On Wednesday, 7 September 2016 at 02:09:17 UTC, Manu wrote:
The lesson I learned from this is that you need the user code
to provide a lot of extra information about the algorithm at
compile time for the templates to work out a way to fuse
pipeline stages together efficiently.
I believe it is possible to get something similar in D because
D has more powerful templates than C++ and D also has some
type introspection which C++ lacks. Unfortunately I'm not as
good on D so I can only provide some ideas rather than actual
working code.
Once this problem is solved, the benefit is huge. It allowed
me to perform high level optimizations (streaming load/save,
prefetching, dynamic dispatching depending on data alignment
etc.) in the main loop which automatically benefits all
kernels and pipelines.
Exactly!
I think the problem here is two fold.
First question, how do we combine pipeline stages with minimal
overhead
I think the key to this problem is reliable *forceinline*
for example, a pipeline like this
input.map!(x=>x.f1().f2().f3().store(output));
if we could make sure f1(), f2(), f3(), store(), and map() itself
are all inlined, then we end up with a single loop with no
function calls and the compiler is free to perform cross function
optimizations. This is about as good as you can get.

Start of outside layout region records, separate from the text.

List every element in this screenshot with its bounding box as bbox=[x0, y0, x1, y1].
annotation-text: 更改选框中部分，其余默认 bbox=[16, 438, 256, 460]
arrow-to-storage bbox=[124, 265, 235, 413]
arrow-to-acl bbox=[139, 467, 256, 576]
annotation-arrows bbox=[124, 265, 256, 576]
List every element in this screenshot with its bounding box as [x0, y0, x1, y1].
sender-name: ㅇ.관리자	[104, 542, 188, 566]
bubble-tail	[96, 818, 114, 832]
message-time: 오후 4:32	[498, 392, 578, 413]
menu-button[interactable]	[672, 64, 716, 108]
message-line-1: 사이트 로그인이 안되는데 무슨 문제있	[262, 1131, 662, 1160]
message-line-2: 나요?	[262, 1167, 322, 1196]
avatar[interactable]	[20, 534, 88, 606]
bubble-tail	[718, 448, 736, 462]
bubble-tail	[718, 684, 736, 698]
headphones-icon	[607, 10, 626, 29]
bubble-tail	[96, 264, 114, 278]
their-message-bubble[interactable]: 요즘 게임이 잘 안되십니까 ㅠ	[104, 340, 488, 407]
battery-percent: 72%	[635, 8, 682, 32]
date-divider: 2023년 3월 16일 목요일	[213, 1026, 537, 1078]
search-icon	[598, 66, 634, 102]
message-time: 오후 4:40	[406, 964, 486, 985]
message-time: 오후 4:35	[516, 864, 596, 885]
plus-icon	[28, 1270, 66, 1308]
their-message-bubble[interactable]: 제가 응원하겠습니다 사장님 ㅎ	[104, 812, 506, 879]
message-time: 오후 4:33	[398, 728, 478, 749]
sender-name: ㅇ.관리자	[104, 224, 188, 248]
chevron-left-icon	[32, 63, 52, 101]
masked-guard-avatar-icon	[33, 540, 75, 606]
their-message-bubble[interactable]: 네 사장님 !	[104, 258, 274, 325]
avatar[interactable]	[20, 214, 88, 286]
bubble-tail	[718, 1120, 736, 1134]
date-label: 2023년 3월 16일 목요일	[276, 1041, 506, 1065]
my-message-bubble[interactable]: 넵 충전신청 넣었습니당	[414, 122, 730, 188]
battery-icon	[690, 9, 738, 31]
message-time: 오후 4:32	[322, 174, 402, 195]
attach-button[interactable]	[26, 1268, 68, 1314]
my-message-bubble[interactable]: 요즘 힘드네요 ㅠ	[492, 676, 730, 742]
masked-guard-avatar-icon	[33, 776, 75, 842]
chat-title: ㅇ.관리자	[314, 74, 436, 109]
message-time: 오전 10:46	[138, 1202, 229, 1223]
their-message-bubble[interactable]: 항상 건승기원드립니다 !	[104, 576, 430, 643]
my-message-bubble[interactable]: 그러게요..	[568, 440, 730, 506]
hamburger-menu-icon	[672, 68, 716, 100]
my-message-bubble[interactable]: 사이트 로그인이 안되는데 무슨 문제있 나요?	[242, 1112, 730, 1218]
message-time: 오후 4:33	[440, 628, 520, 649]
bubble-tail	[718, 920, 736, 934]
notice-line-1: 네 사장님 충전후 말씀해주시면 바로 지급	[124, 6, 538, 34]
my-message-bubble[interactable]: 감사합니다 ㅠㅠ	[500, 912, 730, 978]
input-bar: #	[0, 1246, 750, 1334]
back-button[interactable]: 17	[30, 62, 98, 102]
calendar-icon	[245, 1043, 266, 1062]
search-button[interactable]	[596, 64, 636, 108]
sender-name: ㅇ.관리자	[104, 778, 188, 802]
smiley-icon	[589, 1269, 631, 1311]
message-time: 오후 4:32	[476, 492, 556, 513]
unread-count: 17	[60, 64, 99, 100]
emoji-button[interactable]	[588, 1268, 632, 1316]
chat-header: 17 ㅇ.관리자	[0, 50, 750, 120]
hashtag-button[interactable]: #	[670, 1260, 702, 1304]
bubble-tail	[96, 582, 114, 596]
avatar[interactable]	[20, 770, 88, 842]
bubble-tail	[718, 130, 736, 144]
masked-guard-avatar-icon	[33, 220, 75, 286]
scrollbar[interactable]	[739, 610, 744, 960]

Unfortunately at the moment I hear it's difficult to make sure D
functions get inlined.
Second question, how do we combine SIMD pipeline stages with
minimal overhead
Besides reliable inlining, we also need some template code to
repeat stages until their strides match. This requires details
about each stage's logical unit size, input/output type and size
at compile time. I can't think of what the interface of this
would look like but the current map!() is likely insufficient to
support this.
I still don't believe auto-select between scalar or vector paths
would be a very useful feature. Normally I would only consider
SIMD solution when I know in advance that this is a performance
hotspot. When the amount of data is small I simply don't care
about performance and would just choose whatever simplest way to
do it, like map!(), because the performance impact is not
noticeable and definitely not worth the increased complexity.